Anonymous Coward says:

Re: Re: Re: State regulated colors

Well in a way the school bus yellow idea makes sense…

Fire trucks and Ambulances don’t make a bunch of stops on their way to their final destination.

Fire trucks and Ambulances also have sirens, which alert people both ahead and behind them thus reducing the need for an standardised color.

Finally, I’m not sure if this is the same in every states, but many states have max speed limit laws for school buses. Some (not sure if all) school buses even have physical limiters installed to prevent them from going above the limit.

Uriel-238 (profile) says:

Re: Re: Re:3 Purple is so gay!

I’m pretty sure purple is only connected to LGBT+ interests in context. Tinky-winky developed a gay-associated fanbase after Jerry Falwell outed him in 1999 (maybe informed by a letter to the editor from Andy Medhurst in ’97). Gays may signal each other with purple but not all purple is gay.

The religious right and the uninformed like to associate rainbows with LGBT+ interests even though only the specific six-color flag sequence (????️‍????) is so related. This excluds Nyancat, 80s-era Apple Computer and half of the 70s. Those things might be gay, but only coincidentally. Same with pink disco suits.

Rainbow Dash, however, is totally pansexual. She’ll bang anything and anyone that moves.

Anonymous Coward says:

Re: Re:

"There should be a rule maybe a company can trademark a colour,
but only the exact shade of that colour"

Since the resource is limited, there would have to be some way to track who owns what, where, and possibly how. I guess that would have to be something like the UN or maybe an org like ICANN.
Look like a hole in which to pour money.

TripMN says:

Re: Re: Re:

There aren’t enough colors in the standard digital color spectrum to allow for every business in certain verticals to have one.

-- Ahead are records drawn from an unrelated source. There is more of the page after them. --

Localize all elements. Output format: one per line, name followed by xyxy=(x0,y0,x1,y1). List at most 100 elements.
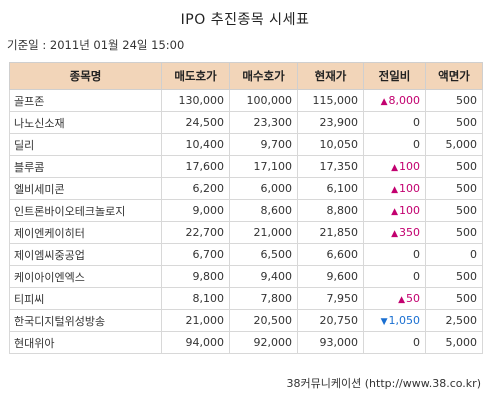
ask-price-cell: 21,000 xyxy=(161,309,230,332)
face-value-cell: 5,000 xyxy=(425,331,483,354)
table-row: 딜리 10,400 9,700 10,050 0 5,000 xyxy=(9,133,483,156)
stock-name-cell: 제이엔케이히터 xyxy=(9,221,162,244)
change-value: 0 xyxy=(413,116,420,129)
header-stock-name: 종목명 xyxy=(9,62,162,90)
header-change: 전일비 xyxy=(363,62,426,90)
stock-name-cell: 나노신소재 xyxy=(9,111,162,134)
current-price-cell: 21,850 xyxy=(297,221,364,244)
change-cell: 0 xyxy=(363,111,426,134)
up-arrow-icon: ▲ xyxy=(380,97,388,107)
current-price-cell: 115,000 xyxy=(297,89,364,112)
current-price-cell: 6,100 xyxy=(297,177,364,200)
current-price-cell: 6,600 xyxy=(297,243,364,266)
stock-name-cell: 제이엠씨중공업 xyxy=(9,243,162,266)
bid-price-cell: 100,000 xyxy=(229,89,298,112)
face-value-cell: 5,000 xyxy=(425,133,483,156)
change-value: 0 xyxy=(413,270,420,283)
change-value: 100 xyxy=(399,182,420,195)
ask-price-cell: 9,000 xyxy=(161,199,230,222)
face-value-cell: 500 xyxy=(425,265,483,288)
stock-name-cell: 엘비세미콘 xyxy=(9,177,162,200)
table-row: 케이아이엔엑스 9,800 9,400 9,600 0 500 xyxy=(9,265,483,288)
table-row: 제이엔케이히터 22,700 21,000 21,850 ▲350 500 xyxy=(9,221,483,244)
change-value: 1,050 xyxy=(388,314,421,327)
stock-name-cell: 케이아이엔엑스 xyxy=(9,265,162,288)
bid-price-cell: 23,300 xyxy=(229,111,298,134)
ask-price-cell: 6,700 xyxy=(161,243,230,266)
change-value: 50 xyxy=(406,292,420,305)
stock-name-cell: 현대위아 xyxy=(9,331,162,354)
header-current-price: 현재가 xyxy=(297,62,364,90)
change-cell: ▲100 xyxy=(363,199,426,222)
up-arrow-icon: ▲ xyxy=(391,229,398,239)
face-value-cell: 0 xyxy=(425,243,483,266)
bid-price-cell: 20,500 xyxy=(229,309,298,332)
header-bid-price: 매수호가 xyxy=(229,62,298,90)
current-price-cell: 9,600 xyxy=(297,265,364,288)
change-value: 0 xyxy=(413,336,420,349)
current-price-cell: 8,800 xyxy=(297,199,364,222)
ask-price-cell: 22,700 xyxy=(161,221,230,244)
face-value-cell: 500 xyxy=(425,221,483,244)
table-row: 현대위아 94,000 92,000 93,000 0 5,000 xyxy=(9,331,483,354)
change-value: 100 xyxy=(399,204,420,217)
change-value: 8,000 xyxy=(388,94,421,107)
table-header-row: 종목명 매도호가 매수호가 현재가 전일비 액면가 xyxy=(9,62,483,90)
change-cell: ▼1,050 xyxy=(363,309,426,332)
table-row: 티피씨 8,100 7,800 7,950 ▲50 500 xyxy=(9,287,483,310)
ask-price-cell: 17,600 xyxy=(161,155,230,178)
change-cell: ▲8,000 xyxy=(363,89,426,112)
current-price-cell: 10,050 xyxy=(297,133,364,156)
down-arrow-icon: ▼ xyxy=(380,317,388,327)
ask-price-cell: 24,500 xyxy=(161,111,230,134)
face-value-cell: 500 xyxy=(425,177,483,200)
table-row: 인트론바이오테크놀로지 9,000 8,600 8,800 ▲100 500 xyxy=(9,199,483,222)
table-row: 블루콤 17,600 17,100 17,350 ▲100 500 xyxy=(9,155,483,178)
ask-price-cell: 8,100 xyxy=(161,287,230,310)
change-value: 0 xyxy=(413,138,420,151)
change-cell: 0 xyxy=(363,331,426,354)
ask-price-cell: 130,000 xyxy=(161,89,230,112)
change-cell: ▲100 xyxy=(363,155,426,178)
bid-price-cell: 6,000 xyxy=(229,177,298,200)
table-row: 나노신소재 24,500 23,300 23,900 0 500 xyxy=(9,111,483,134)
change-value: 100 xyxy=(399,160,420,173)
header-ask-price: 매도호가 xyxy=(161,62,230,90)
stock-name-cell: 인트론바이오테크놀로지 xyxy=(9,199,162,222)
face-value-cell: 500 xyxy=(425,111,483,134)
bid-price-cell: 17,100 xyxy=(229,155,298,178)
face-value-cell: 500 xyxy=(425,199,483,222)
current-price-cell: 17,350 xyxy=(297,155,364,178)
face-value-cell: 2,500 xyxy=(425,309,483,332)
up-arrow-icon: ▲ xyxy=(391,207,398,217)
current-price-cell: 23,900 xyxy=(297,111,364,134)
header-face-value: 액면가 xyxy=(425,62,483,90)
base-date: 기준일 : 2011년 01월 24일 15:00 xyxy=(7,38,185,52)
current-price-cell: 93,000 xyxy=(297,331,364,354)
change-cell: ▲50 xyxy=(363,287,426,310)
bid-price-cell: 6,500 xyxy=(229,243,298,266)
ask-price-cell: 94,000 xyxy=(161,331,230,354)
stock-name-cell: 딜리 xyxy=(9,133,162,156)
face-value-cell: 500 xyxy=(425,89,483,112)
face-value-cell: 500 xyxy=(425,155,483,178)
bid-price-cell: 21,000 xyxy=(229,221,298,244)
table-row: 골프존 130,000 100,000 115,000 ▲8,000 500 xyxy=(9,89,483,112)
stock-name-cell: 티피씨 xyxy=(9,287,162,310)
up-arrow-icon: ▲ xyxy=(391,163,398,173)
ipo-price-table: 종목명 매도호가 매수호가 현재가 전일비 액면가 골프존 130,000 100,… xyxy=(9,62,483,354)
source-footer: 38커뮤니케이션 (http://www.38.co.kr) xyxy=(286,377,481,390)
current-price-cell: 7,950 xyxy=(297,287,364,310)
table-row: 엘비세미콘 6,200 6,000 6,100 ▲100 500 xyxy=(9,177,483,200)
bid-price-cell: 9,400 xyxy=(229,265,298,288)
page-title: IPO 추진종목 시세표 xyxy=(180,12,310,28)
ask-price-cell: 9,800 xyxy=(161,265,230,288)
bid-price-cell: 9,700 xyxy=(229,133,298,156)
table-row: 한국디지털위성방송 21,000 20,500 20,750 ▼1,050 2,500 xyxy=(9,309,483,332)
stock-name-cell: 한국디지털위성방송 xyxy=(9,309,162,332)
bid-price-cell: 92,000 xyxy=(229,331,298,354)
change-value: 350 xyxy=(399,226,420,239)
change-cell: 0 xyxy=(363,133,426,156)
change-cell: 0 xyxy=(363,265,426,288)
stock-name-cell: 골프존 xyxy=(9,89,162,112)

Therefore I propose that we force companies to use a color and a shape. We can call them "logos" (a term I just made up) and we can build laws around them that make sure they aren’t too similar to be confusing.

Problem solved!

Uriel-238 (profile) says:

Re: Re: Magenta on the color spectrum

I think Bob was trying to say that there is no wavelength of light that our eyes see as magenta, rather it is a combination of red and blue wavelengths that our brain has to interpret.

Clearly (as with the Fuchsia plant) magenta color appears in nature, and our brains see it. It means you have to combine diodes to create a magenta laser beam.